I pericoli del gioco d’azzardo e la ludopatia al centro dello spettacolo del regista Marco Martinelli in scena a Racconigi domenica 21 giugno alle ore 21.45

ROBERTA MAGNATI, 21.06.2015

TORINO – Lo spettacolo Il giocatore. Slot Machine, in scena presso il parco dell’ex ospedale psichiatrico di Racconigi domenica 21 giugno alle ore 21.45, racconta il “dialogo dalla fossa” – come viene descritto dal regista Marco Martinelli – di un uomo rovinato da una attuale piaga sociale: il gioco d’azzardo.

 

Accompagnata dalle musiche di Cristian Carrara, la pièce immerge il pubblico nei meccanismi e nei pericoli della ludopatia, nella malia del gioco e nella sua subdola seduzione, nella doppiezza dell’animo umano attratto da sfide autodistruttive. Lo spettacolo si fa vera e propria denuncia contro la gigantesca industria delle scommesse, contro quel «tunnel dove ogni legame è reciso, dove resta solo il brivido di stare davanti alla sorte», come afferma Marco Martinelli.

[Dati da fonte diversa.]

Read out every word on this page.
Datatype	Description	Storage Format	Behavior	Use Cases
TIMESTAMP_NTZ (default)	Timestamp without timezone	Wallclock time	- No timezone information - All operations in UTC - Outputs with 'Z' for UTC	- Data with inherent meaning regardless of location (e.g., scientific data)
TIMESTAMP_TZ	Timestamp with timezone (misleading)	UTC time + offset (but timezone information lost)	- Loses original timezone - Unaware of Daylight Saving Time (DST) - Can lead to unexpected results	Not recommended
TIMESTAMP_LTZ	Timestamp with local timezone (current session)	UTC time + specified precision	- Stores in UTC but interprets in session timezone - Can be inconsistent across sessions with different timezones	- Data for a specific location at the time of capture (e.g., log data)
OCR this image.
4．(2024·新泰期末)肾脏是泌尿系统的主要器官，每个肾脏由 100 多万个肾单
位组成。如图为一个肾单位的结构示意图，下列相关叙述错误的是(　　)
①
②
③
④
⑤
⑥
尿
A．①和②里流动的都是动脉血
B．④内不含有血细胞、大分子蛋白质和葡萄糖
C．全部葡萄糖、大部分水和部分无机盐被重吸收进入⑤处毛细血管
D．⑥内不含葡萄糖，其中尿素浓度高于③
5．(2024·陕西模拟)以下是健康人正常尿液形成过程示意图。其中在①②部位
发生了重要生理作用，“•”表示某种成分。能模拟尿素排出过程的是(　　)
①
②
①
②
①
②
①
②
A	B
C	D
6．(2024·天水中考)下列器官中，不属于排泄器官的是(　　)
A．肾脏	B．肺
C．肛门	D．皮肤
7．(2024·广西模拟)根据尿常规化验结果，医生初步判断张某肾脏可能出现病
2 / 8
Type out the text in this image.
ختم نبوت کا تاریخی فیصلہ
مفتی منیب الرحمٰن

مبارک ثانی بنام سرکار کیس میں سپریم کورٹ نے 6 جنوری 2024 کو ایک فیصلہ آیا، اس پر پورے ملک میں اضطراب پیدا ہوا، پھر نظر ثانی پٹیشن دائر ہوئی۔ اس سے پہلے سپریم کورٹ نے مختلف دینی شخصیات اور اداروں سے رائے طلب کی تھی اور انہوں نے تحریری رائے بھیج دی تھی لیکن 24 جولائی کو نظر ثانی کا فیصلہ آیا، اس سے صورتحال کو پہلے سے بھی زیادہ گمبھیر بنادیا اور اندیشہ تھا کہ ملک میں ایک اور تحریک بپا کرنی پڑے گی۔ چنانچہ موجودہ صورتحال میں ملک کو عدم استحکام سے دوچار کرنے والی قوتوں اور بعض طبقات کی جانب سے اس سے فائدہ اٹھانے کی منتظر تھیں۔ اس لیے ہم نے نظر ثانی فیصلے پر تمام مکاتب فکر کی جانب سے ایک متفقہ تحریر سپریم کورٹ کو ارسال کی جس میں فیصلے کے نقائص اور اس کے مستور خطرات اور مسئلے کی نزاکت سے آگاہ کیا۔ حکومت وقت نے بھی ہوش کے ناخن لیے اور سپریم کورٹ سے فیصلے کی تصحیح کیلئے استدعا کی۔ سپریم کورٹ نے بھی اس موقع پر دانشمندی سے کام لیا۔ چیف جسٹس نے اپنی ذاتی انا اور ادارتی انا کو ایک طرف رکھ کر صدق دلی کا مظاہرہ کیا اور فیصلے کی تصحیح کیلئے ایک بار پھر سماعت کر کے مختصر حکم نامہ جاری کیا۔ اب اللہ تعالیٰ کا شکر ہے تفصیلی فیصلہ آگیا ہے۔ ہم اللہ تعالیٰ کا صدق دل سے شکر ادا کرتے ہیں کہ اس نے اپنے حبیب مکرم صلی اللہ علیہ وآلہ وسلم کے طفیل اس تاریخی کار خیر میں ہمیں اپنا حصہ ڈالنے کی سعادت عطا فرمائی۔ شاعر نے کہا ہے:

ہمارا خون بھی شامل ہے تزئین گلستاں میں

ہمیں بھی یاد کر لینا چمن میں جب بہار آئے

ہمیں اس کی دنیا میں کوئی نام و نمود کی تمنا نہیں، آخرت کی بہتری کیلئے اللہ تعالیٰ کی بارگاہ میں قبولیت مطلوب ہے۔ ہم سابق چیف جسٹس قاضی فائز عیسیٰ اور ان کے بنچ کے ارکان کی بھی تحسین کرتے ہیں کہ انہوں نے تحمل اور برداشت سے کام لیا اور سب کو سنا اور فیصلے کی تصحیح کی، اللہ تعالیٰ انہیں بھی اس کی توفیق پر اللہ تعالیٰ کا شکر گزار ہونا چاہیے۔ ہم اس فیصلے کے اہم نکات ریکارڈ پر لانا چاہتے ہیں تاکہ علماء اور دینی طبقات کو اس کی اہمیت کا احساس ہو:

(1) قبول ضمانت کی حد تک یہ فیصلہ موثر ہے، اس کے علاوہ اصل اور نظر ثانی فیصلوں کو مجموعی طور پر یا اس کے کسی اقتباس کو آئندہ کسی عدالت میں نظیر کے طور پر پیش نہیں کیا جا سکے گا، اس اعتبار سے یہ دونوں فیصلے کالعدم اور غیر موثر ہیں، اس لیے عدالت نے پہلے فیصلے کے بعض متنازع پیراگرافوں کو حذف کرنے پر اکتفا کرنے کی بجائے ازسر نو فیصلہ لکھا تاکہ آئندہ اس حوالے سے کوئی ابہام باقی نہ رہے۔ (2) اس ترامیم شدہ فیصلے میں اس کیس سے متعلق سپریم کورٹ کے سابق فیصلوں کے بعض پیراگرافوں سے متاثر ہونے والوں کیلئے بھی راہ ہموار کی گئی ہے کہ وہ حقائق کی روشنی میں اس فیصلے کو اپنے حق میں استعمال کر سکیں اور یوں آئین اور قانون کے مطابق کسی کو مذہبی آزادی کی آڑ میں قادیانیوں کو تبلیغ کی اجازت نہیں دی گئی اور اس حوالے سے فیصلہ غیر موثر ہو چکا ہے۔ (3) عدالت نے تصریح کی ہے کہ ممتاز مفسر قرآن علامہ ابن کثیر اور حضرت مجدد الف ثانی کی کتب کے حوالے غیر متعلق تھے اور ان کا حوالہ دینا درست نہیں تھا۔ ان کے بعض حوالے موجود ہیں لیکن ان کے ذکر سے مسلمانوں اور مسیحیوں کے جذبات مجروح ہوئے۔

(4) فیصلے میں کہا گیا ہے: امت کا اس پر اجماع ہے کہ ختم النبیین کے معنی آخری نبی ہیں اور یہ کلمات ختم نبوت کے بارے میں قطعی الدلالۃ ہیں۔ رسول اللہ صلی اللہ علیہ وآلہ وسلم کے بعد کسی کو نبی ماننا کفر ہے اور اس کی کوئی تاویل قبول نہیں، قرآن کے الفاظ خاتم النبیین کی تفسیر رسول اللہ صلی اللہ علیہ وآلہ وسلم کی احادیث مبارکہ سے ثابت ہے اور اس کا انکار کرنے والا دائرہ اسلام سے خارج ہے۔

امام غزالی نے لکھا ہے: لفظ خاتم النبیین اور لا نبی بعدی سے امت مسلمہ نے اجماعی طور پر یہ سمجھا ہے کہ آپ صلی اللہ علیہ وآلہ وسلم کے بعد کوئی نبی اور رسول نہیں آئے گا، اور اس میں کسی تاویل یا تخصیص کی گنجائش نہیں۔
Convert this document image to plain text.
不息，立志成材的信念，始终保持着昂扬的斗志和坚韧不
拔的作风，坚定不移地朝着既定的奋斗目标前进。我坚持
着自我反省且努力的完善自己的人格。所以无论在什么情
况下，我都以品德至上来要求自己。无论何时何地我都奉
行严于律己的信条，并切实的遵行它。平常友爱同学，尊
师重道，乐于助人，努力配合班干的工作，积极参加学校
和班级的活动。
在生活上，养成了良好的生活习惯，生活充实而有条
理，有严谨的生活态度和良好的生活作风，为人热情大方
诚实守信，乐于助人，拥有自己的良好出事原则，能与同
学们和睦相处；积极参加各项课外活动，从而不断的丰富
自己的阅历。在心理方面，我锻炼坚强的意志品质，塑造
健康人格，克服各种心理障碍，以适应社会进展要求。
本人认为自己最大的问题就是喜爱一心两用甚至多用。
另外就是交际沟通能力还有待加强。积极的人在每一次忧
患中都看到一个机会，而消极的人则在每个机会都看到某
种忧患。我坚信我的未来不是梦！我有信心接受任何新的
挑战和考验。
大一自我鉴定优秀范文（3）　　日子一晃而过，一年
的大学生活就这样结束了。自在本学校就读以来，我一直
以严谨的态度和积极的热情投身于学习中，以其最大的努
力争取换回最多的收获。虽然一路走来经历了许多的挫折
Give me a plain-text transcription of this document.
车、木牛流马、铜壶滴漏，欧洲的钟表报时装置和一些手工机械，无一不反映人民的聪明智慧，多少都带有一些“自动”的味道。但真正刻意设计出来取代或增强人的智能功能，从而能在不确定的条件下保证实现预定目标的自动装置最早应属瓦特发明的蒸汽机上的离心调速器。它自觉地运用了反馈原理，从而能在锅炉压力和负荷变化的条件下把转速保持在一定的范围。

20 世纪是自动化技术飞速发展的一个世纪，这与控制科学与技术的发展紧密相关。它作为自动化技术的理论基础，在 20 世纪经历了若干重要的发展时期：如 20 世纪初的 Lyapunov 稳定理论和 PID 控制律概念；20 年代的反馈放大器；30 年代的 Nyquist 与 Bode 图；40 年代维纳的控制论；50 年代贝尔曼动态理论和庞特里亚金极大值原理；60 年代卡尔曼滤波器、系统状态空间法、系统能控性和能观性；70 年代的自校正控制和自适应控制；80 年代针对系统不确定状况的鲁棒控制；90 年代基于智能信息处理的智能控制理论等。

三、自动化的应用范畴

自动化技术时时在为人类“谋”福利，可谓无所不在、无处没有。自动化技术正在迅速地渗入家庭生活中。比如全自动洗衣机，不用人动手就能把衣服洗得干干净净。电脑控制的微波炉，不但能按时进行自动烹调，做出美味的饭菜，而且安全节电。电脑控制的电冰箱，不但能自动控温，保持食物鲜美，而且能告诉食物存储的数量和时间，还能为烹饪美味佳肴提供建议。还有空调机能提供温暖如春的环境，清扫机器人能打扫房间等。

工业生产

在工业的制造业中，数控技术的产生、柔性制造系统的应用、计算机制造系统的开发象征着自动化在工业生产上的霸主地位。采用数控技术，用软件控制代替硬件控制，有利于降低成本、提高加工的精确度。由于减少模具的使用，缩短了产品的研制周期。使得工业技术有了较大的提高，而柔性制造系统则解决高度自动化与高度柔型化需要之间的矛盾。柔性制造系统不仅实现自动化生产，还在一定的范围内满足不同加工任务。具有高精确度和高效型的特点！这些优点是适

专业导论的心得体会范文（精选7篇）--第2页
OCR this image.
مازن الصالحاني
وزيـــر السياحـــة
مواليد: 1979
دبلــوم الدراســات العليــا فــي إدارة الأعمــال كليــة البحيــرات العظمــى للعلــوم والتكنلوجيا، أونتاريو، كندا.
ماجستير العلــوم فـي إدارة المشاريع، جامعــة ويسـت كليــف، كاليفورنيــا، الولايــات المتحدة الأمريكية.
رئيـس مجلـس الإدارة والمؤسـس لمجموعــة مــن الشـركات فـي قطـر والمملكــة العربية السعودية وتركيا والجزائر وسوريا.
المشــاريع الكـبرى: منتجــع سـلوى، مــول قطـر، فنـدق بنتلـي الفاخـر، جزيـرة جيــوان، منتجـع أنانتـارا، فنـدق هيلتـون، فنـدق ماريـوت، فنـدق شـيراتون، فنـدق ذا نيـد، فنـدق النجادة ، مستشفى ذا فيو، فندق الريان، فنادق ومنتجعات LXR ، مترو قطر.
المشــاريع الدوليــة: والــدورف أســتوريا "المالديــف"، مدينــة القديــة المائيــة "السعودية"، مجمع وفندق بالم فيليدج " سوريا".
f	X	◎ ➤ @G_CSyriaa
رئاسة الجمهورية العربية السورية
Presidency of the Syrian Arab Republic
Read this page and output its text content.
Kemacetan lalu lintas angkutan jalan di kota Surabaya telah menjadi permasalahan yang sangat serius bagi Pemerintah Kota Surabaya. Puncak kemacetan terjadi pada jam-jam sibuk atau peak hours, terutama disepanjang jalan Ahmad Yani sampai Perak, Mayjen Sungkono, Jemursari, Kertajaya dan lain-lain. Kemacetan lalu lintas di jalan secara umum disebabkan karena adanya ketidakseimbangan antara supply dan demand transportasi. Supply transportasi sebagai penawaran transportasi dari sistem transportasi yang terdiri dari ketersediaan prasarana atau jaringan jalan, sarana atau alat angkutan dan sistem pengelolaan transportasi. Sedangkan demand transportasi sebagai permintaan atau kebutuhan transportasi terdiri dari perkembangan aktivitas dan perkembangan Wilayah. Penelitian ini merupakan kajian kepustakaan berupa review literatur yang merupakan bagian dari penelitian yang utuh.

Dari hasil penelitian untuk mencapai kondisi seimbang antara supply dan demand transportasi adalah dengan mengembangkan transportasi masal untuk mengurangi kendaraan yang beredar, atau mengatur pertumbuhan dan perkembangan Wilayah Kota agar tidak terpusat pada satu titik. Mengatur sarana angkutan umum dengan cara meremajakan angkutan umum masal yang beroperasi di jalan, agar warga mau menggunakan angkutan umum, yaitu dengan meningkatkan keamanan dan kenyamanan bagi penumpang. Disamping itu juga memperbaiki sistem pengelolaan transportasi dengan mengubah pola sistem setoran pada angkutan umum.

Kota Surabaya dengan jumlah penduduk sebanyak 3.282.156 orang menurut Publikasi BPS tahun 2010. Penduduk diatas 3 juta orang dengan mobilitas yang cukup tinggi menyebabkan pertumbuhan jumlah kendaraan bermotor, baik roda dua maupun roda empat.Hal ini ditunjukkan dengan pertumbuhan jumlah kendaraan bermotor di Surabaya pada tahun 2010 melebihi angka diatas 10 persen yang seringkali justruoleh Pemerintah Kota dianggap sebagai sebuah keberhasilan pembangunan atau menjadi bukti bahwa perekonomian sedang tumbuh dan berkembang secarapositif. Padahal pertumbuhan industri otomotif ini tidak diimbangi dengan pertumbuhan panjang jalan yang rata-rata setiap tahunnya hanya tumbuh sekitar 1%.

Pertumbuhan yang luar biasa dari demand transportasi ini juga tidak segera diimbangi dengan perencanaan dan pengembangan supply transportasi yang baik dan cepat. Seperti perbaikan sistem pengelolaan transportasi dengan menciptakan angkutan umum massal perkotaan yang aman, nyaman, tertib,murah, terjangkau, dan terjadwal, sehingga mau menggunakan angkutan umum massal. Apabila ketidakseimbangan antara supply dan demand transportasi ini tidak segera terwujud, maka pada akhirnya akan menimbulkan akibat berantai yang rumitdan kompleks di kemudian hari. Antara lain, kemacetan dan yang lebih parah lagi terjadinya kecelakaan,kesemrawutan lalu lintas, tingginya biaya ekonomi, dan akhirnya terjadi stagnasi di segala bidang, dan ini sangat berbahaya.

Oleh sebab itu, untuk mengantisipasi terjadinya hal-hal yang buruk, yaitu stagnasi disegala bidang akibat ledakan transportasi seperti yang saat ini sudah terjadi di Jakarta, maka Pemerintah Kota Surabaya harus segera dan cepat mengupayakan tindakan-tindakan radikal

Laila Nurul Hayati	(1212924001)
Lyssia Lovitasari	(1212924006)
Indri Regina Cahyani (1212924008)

Marco Martinelli nasce a Reggio Emilia il 14 agosto 1956. Nel 1983 fonda, insieme alla moglie Ermanna Montanari, Luigi Dadina e Marcella Nonni, il “Teatro delle Albe”, operando nella compagnia in qualità di drammaturgo e regista. E considerato dalla critica specializzata uno dei registi fra i più intelligenti e originali.

Con queste parole il regista descrive il giocatore protagonista della sua pièce: «Amara è la sua fine e, nel suo malato sogno di potenza, delira da solo dal fondo di un fossato di campagna, colpito a morte dai suoi strozzini, allo stesso tempo vittima e carnefice di se stesso». Poi continua soffermandosi sul concetto di “gioco”: «Il gioco è una sfinge. Come una sfinge, ci interroga sulla nostra natura. E se siamo noi a interrogarlo, a interrogarne il concetto, l’essenza, la presenza millenaria nella storia dell’umanità, come un oracolo antico ci fornisce risposte ambigue: il gioco può manifestarsi come la voragine dell’autodistruzione solitaria, oppure, al contrario, come il senso più alto e bello dello stare insieme, del miracolo della convivenza. Il gioco può rivelarsi strumento demonico o danza angelica, inferno o paradiso, perché va al fondo della nostra enigmatica natura umana» – e prosegue – «Il bivio è lì, davanti ai nostri occhi incerti e titubanti di pellegrini, e non vi è nessuna guida sicura che possa suggerirci la strada: è la nostra sorte che è in gioco, e tocca a noi e solo a noi scommettere su quale via prendere. E la scommessa non la si fa una volta per tutte: è una sfida da rinnovare ogni giorno, ad ogni ora di ogni giorno il bivio si ripresenta, implacabile».

Marco Martinelli conclude sottolineando l’inevitabilità di una scelta che prima o poi si presenta a ciascun essere umano: «Dobbiamo puntare, in fondo, sulla strada da percorrere, è il nostro destino, la nostra destinazione: e siamo incastrati, non ci è possibile non scegliere, non possiamo non stare al gioco, al gioco della vita e della morte, non possiamo eludere e scappare. Il prezzo, e le conseguenze della giocata, saremo solo noi a pagarli: quel che, forse, possiamo e dobbiamo scegliere, è da chi e da che cosa lasciarci afferrare».